Eigentlich hätte ich es wissen müssen.
Joybräu verspricht viel. Es sei endlich ein Bier für Sportler. Ich bin Sportler. Und ich mag Bier. Hat die Welt ausnahmsweise tatsächlich mal etwas für mich erfunden? Mich, den Typen, der weder mit Mode etwas anfangen kann noch kochen kann.
Aber als Gewichtheber ist das Leben halt so: Du isst irgendwas, Essen ist mehr Treibstoff als Genuss und für jedes Bier muss ich mich irgendwie, wenn auch nur vor mir selbst, rechtfertigen. Zugegeben, ab dem dritten Bier hat es sich dann mit der Rechtfertigung, aber du verstehst. Joybräu macht damit Schluss. Für alle Sportler, nicht nur für mich.

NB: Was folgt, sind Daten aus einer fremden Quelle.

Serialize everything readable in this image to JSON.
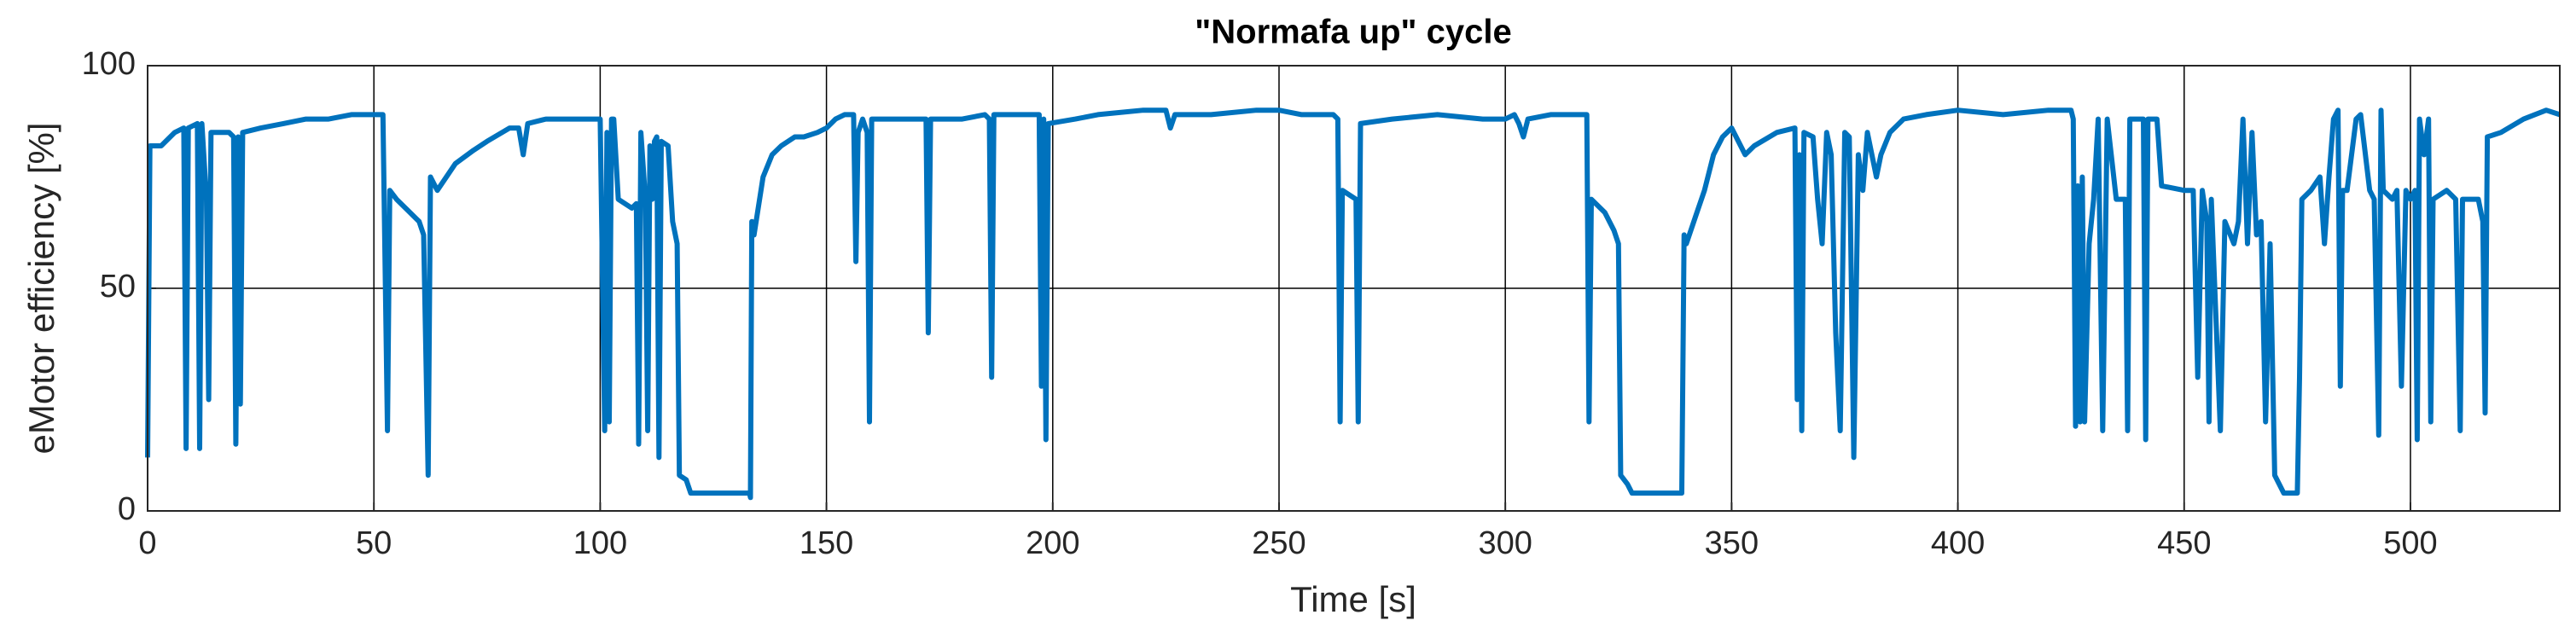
{
  "chart_data": {
    "type": "line",
    "title": "\"Normafa up\" cycle",
    "x_label": "Time [s]",
    "y_label": "eMotor efficiency [%]",
    "xlim": [
      0,
      533
    ],
    "ylim": [
      0,
      100
    ],
    "xticks": [
      0,
      50,
      100,
      150,
      200,
      250,
      300,
      350,
      400,
      450,
      500
    ],
    "yticks": [
      0,
      50,
      100
    ],
    "grid": true,
    "x": [
      0,
      0.5,
      3,
      6,
      8,
      8.5,
      9,
      11,
      11.5,
      12,
      13,
      13.5,
      14,
      18,
      19,
      19.5,
      20,
      20.5,
      21,
      25,
      30,
      35,
      40,
      45,
      50,
      52,
      53,
      53.5,
      55,
      58,
      60,
      61,
      62,
      62.5,
      64,
      68,
      72,
      75,
      80,
      82,
      83,
      84,
      88,
      95,
      100,
      101,
      101.5,
      102,
      102.5,
      103,
      104,
      107,
      108,
      108.5,
      109,
      110,
      110.5,
      111,
      111.5,
      112,
      112.5,
      113,
      113.5,
      115,
      116,
      117,
      117.5,
      119,
      120,
      125,
      130,
      133,
      133.2,
      133.5,
      134,
      136,
      138,
      140,
      143,
      145,
      148,
      150,
      152,
      154,
      156,
      156.5,
      157,
      158,
      159,
      159.5,
      160,
      165,
      170,
      172,
      172.5,
      173,
      180,
      185,
      186,
      186.5,
      187,
      195,
      197,
      197.5,
      198,
      198.5,
      199,
      205,
      210,
      220,
      225,
      226,
      227,
      235,
      245,
      250,
      255,
      262,
      263,
      263.5,
      264,
      267,
      267.5,
      268,
      275,
      285,
      295,
      300,
      302,
      303,
      304,
      305,
      310,
      315,
      318,
      318.5,
      319,
      322,
      324,
      325,
      325.5,
      327,
      328,
      335,
      338,
      339,
      339.5,
      340,
      342,
      344,
      346,
      348,
      350,
      353,
      355,
      360,
      364,
      364.5,
      365,
      365.5,
      366,
      368,
      369,
      370,
      371,
      372,
      373,
      374,
      375,
      376,
      377,
      378,
      379,
      380,
      382,
      383,
      385,
      388,
      393,
      400,
      410,
      420,
      425,
      425.5,
      426,
      426.5,
      427,
      427.5,
      428,
      429,
      430,
      431,
      432,
      433,
      435,
      437,
      437.5,
      438,
      440,
      441,
      441.5,
      442,
      444,
      445,
      450,
      452,
      453,
      454,
      455,
      455.5,
      456,
      458,
      459,
      461,
      462,
      463,
      464,
      465,
      466,
      467,
      468,
      469,
      470,
      472,
      475,
      475.5,
      476,
      478,
      480,
      481,
      482,
      483,
      484,
      484.5,
      485,
      486,
      488,
      489,
      491,
      492,
      493,
      493.5,
      494,
      496,
      497,
      498,
      499,
      500,
      501,
      501.5,
      502,
      503,
      504,
      504.5,
      505,
      508,
      510,
      511,
      511.5,
      513,
      515,
      516,
      516.5,
      517,
      520,
      525,
      530,
      533
    ],
    "series": [
      {
        "color": "#0072bd",
        "values": [
          12,
          82,
          82,
          85,
          86,
          14,
          86,
          87,
          14,
          87,
          70,
          25,
          85,
          85,
          84,
          15,
          84,
          24,
          85,
          86,
          87,
          88,
          88,
          89,
          89,
          89,
          18,
          72,
          70,
          67,
          65,
          62,
          8,
          75,
          72,
          78,
          81,
          83,
          86,
          86,
          80,
          87,
          88,
          88,
          88,
          18,
          85,
          20,
          88,
          88,
          70,
          68,
          69,
          15,
          85,
          70,
          18,
          82,
          70,
          83,
          84,
          12,
          83,
          82,
          65,
          60,
          8,
          7,
          4,
          4,
          4,
          4,
          3,
          65,
          62,
          75,
          80,
          82,
          84,
          84,
          85,
          86,
          88,
          89,
          89,
          56,
          85,
          88,
          85,
          20,
          88,
          88,
          88,
          88,
          40,
          88,
          88,
          89,
          88,
          30,
          89,
          89,
          89,
          28,
          88,
          16,
          87,
          88,
          89,
          90,
          90,
          86,
          89,
          89,
          90,
          90,
          89,
          89,
          88,
          20,
          72,
          70,
          20,
          87,
          88,
          89,
          88,
          88,
          89,
          87,
          84,
          88,
          89,
          89,
          89,
          20,
          70,
          67,
          63,
          60,
          8,
          6,
          4,
          4,
          4,
          4,
          62,
          60,
          66,
          72,
          80,
          84,
          86,
          80,
          82,
          85,
          86,
          25,
          80,
          18,
          85,
          84,
          70,
          60,
          85,
          80,
          40,
          18,
          85,
          84,
          12,
          80,
          72,
          85,
          75,
          80,
          85,
          88,
          89,
          90,
          89,
          90,
          90,
          88,
          19,
          73,
          20,
          75,
          20,
          60,
          70,
          88,
          18,
          88,
          70,
          70,
          18,
          88,
          88,
          88,
          16,
          88,
          88,
          73,
          72,
          72,
          30,
          72,
          65,
          20,
          70,
          18,
          65,
          60,
          65,
          88,
          60,
          85,
          62,
          65,
          20,
          60,
          8,
          4,
          4,
          30,
          70,
          72,
          75,
          60,
          75,
          88,
          90,
          28,
          72,
          72,
          88,
          89,
          72,
          70,
          17,
          90,
          72,
          70,
          72,
          28,
          72,
          70,
          72,
          16,
          88,
          80,
          88,
          20,
          70,
          72,
          70,
          18,
          70,
          70,
          70,
          65,
          22,
          84,
          85,
          88,
          90,
          89
        ]
      }
    ]
  }
}
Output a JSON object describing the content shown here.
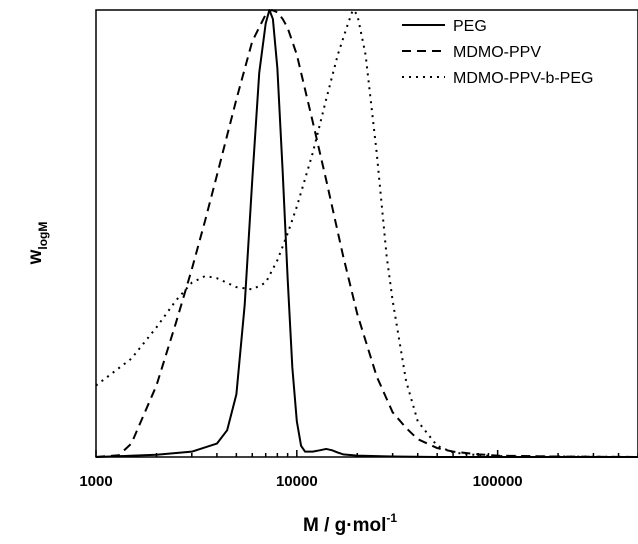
{
  "chart_data": {
    "type": "line",
    "xscale": "log",
    "xlim": [
      1000,
      500000
    ],
    "ylim": [
      0,
      1.0
    ],
    "xticks": [
      1000,
      10000,
      100000
    ],
    "xtick_labels": [
      "1000",
      "10000",
      "100000"
    ],
    "xlabel_main": "M / g·mol",
    "xlabel_sup": "-1",
    "ylabel_main": "w",
    "ylabel_sub": "logM",
    "grid": false,
    "legend_position": "top-right",
    "series": [
      {
        "name": "PEG",
        "style": "solid",
        "x": [
          1000,
          2000,
          3000,
          4000,
          4500,
          5000,
          5500,
          6000,
          6500,
          7000,
          7300,
          7600,
          8000,
          8500,
          9000,
          9500,
          10000,
          10500,
          11000,
          12000,
          13000,
          14000,
          15000,
          16000,
          17000,
          20000,
          30000,
          50000,
          100000,
          500000
        ],
        "y": [
          0.0,
          0.005,
          0.012,
          0.03,
          0.06,
          0.14,
          0.34,
          0.62,
          0.86,
          0.97,
          1.0,
          0.98,
          0.87,
          0.64,
          0.4,
          0.2,
          0.08,
          0.025,
          0.012,
          0.012,
          0.015,
          0.018,
          0.015,
          0.01,
          0.006,
          0.003,
          0.001,
          0.0,
          0.0,
          0.0
        ]
      },
      {
        "name": "MDMO-PPV",
        "style": "dashed",
        "x": [
          1000,
          1300,
          1500,
          2000,
          2500,
          3000,
          3500,
          4000,
          5000,
          6000,
          7000,
          7500,
          8000,
          8500,
          9000,
          10000,
          12000,
          14000,
          17000,
          20000,
          25000,
          30000,
          35000,
          40000,
          50000,
          60000,
          80000,
          100000,
          200000,
          500000
        ],
        "y": [
          0.0,
          0.004,
          0.03,
          0.16,
          0.3,
          0.42,
          0.53,
          0.63,
          0.8,
          0.93,
          0.99,
          1.0,
          0.995,
          0.98,
          0.96,
          0.9,
          0.75,
          0.62,
          0.45,
          0.32,
          0.18,
          0.1,
          0.065,
          0.04,
          0.02,
          0.012,
          0.006,
          0.003,
          0.001,
          0.0
        ]
      },
      {
        "name": "MDMO-PPV-b-PEG",
        "style": "dotted",
        "x": [
          1000,
          1500,
          2000,
          2500,
          3000,
          3500,
          4000,
          5000,
          6000,
          7000,
          8000,
          9000,
          10000,
          12000,
          14000,
          16000,
          18000,
          19000,
          20000,
          22000,
          25000,
          28000,
          30000,
          35000,
          40000,
          50000,
          60000,
          80000,
          100000,
          500000
        ],
        "y": [
          0.16,
          0.22,
          0.29,
          0.35,
          0.39,
          0.405,
          0.4,
          0.38,
          0.375,
          0.39,
          0.44,
          0.5,
          0.56,
          0.68,
          0.8,
          0.9,
          0.97,
          1.0,
          0.99,
          0.9,
          0.68,
          0.45,
          0.35,
          0.17,
          0.08,
          0.025,
          0.01,
          0.004,
          0.002,
          0.0
        ]
      }
    ]
  }
}
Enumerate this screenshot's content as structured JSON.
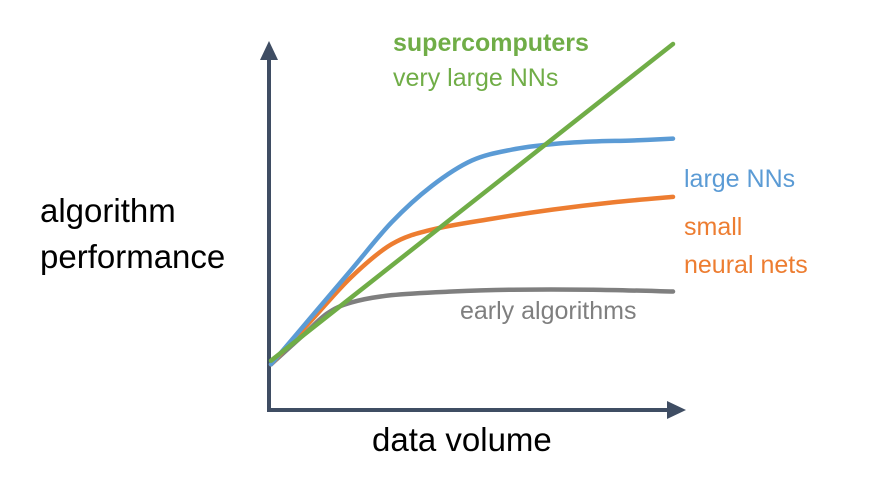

Darum habe ich mich gefreut. Aber eben: Eigentlich hätte ich es wissen müssen.
An den Treibstoff, den ich meinem Körper zuführe, habe ich kaum Ansprüche. Er muss – besonders wenn Wettkampf- oder Cut-Saison ist – mehr oder weniger gewisse Kriterien erfüllen. Dann ess ich das und gut ist.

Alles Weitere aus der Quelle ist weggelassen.